Washington Times Article Highlights Candidates’ Tax Plans

July 14, 2008

An article in today’s Washington Times highlighted the fiscal recklessness of the tax plans of Senators Obama and McCain. It also featured a quote on Obama’s tax plan from Tax Foundation president Scott Hodge and a counter quote from Tax Policy Center Director Len Burman:

Mr. Hodge, citing Congressional Budget Office data, said that the top 1 percent of households paid nearly 40 percent of federal income taxes in 2005. The top 20 percent paid 86.3 percent.

“It is startling to learn how greatly the Obama plan would shift the tax burden further up the income pole,” Mr. Hodge said. “It’s the most ambitious redistribution of wealth in recent memory.”

“Income redistribution through the tax code entails less economic cost than other means of redistributing income, including limiting trade and increasing regulation,” Mr. Burman said. “Almost all the gains of the last 20 years have gone to the top 1 percent, putting enormous pressure on the political establishment to do something about it,” he said.

Burman makes a good point as it relates to the political economy. Taxes are only one way in which redistribution can be accomplished; it is possible that if not done through the tax code, redistribution could be done in a worse way through off-budget means (say regulatory policies like the minimum wage or restrictive trade/immigration policies). But Burman’s quote also hinges on the political economy assumption that people perceive that a greater redistribution is necessary. That may be the case. However, Burman’s other quote (assuming he was quoted properly) can be easily misinterpreted as being the ultimate economic end and adds to the perception that greater redistribution would make society better off. Again, the latter may be true, but…

When it comes to the economic gains over the past 20 years, more than just the top 1 percent have gained (and gained significantly).
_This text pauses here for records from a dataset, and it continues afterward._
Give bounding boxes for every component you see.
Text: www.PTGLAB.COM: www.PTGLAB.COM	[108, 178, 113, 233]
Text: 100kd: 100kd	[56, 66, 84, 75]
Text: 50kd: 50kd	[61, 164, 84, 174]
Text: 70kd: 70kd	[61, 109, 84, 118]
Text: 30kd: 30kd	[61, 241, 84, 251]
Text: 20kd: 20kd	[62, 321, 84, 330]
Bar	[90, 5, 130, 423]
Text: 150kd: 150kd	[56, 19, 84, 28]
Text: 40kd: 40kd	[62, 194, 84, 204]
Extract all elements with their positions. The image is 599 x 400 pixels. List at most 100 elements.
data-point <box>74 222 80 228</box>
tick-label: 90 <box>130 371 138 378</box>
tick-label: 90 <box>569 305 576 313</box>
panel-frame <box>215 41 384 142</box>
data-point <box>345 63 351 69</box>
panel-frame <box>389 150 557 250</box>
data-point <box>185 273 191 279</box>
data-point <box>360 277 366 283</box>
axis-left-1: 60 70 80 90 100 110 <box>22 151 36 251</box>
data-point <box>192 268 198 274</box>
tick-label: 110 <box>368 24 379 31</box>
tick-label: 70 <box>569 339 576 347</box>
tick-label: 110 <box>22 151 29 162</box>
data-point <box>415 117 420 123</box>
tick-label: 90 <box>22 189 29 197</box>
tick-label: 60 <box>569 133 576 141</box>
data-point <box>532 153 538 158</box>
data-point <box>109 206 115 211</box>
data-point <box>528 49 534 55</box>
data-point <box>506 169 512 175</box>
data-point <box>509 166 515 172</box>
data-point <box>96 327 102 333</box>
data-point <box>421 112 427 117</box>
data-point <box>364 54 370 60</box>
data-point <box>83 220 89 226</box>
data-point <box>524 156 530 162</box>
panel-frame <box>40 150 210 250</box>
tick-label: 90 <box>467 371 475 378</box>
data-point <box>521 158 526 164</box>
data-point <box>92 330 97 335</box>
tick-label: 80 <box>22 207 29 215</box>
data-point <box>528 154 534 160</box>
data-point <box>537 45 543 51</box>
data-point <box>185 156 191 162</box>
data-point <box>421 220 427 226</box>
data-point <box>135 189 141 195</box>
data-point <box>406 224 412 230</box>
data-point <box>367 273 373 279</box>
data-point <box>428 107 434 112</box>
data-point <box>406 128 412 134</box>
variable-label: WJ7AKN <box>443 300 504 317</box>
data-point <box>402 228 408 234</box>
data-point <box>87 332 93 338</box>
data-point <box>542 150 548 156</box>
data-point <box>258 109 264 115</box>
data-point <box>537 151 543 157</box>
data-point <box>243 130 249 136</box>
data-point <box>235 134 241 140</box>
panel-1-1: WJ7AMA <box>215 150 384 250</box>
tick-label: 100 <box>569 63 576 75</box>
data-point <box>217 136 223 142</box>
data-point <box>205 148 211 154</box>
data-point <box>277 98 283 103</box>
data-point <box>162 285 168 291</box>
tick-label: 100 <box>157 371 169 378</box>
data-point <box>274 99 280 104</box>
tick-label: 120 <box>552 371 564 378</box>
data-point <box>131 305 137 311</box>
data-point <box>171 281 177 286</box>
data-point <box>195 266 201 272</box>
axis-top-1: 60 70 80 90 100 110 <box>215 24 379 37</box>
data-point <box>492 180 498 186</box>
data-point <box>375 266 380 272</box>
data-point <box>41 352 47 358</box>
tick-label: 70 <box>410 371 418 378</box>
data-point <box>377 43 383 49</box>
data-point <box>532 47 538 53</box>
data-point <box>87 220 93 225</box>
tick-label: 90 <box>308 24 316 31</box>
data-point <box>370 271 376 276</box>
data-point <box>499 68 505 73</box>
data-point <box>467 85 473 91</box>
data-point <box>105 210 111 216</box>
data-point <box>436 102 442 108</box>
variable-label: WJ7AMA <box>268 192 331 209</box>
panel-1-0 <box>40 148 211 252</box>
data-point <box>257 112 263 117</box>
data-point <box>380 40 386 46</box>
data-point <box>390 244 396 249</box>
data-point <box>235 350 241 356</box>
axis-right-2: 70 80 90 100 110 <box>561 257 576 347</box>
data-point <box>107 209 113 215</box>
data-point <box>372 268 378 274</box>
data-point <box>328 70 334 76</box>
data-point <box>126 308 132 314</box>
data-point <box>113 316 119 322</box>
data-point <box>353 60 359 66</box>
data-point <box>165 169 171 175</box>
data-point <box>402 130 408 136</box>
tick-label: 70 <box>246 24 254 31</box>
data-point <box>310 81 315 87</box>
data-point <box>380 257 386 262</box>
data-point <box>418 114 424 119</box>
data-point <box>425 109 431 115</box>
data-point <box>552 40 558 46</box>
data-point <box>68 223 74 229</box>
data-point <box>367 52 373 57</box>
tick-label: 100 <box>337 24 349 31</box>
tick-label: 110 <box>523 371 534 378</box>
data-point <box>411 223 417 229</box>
All economists would agree that the eventual purpose of virtually all income earned is personal consumption and the benefits that flow from those products. Saying that the bottom 99 percent have not had significant gains in terms of the quantity and quality of consumer products (i.e. real income gains) over the past 20 years is just wrong. Even if the nominal income distribution as measured via shares of nominal income has become more tilted to the rich, that still does not mean the non-rich have not had real income gains over the past 20 years when adjusted for the quality of products. If you asked every American, would you rather live today or in 1988, I’d be willing to bet than 90 percent would say 2008.

In 2008, the typical middle-income household can access something called the world wide web on a computer that is not MS-DOS with just 640kb of RAM. In 1988, yuppies were the only ones to have cell phones (if they were lucky). Today, even most poor families have cell phones that can take pictures and send videos to someone across the globe in about 10 seconds. In 1988, there were no iPODs (CD players were new), DVD players, or plasma televisions. And in 2008, there was no Tax Policy Center because the advanced microsimulation models that are TPC’s hallmark would not be possible with the technology of 20 years ago. Here’s more from MSN comparing the technology in 1988 to 2008.

Even beyond digital technology, take a look at 1988 automobiles versus those today or the quality of housing today versus 20 years ago (even for those who are not in the top 1 percent of the income spectrum).

This myth that everyone except for a select handful of rich individuals are worse off today than they were 20 or 30 years ago is total nonsense. If you’re still not convinced, I would recommend going to to eBay to purchase a 1988 Sears Catalog to compare the products (and their prices) to today. By the way, eBay wasn’t here in 1988 either, and Super Mario Brothers I was only two years old. (You can forget Guitar Hero.)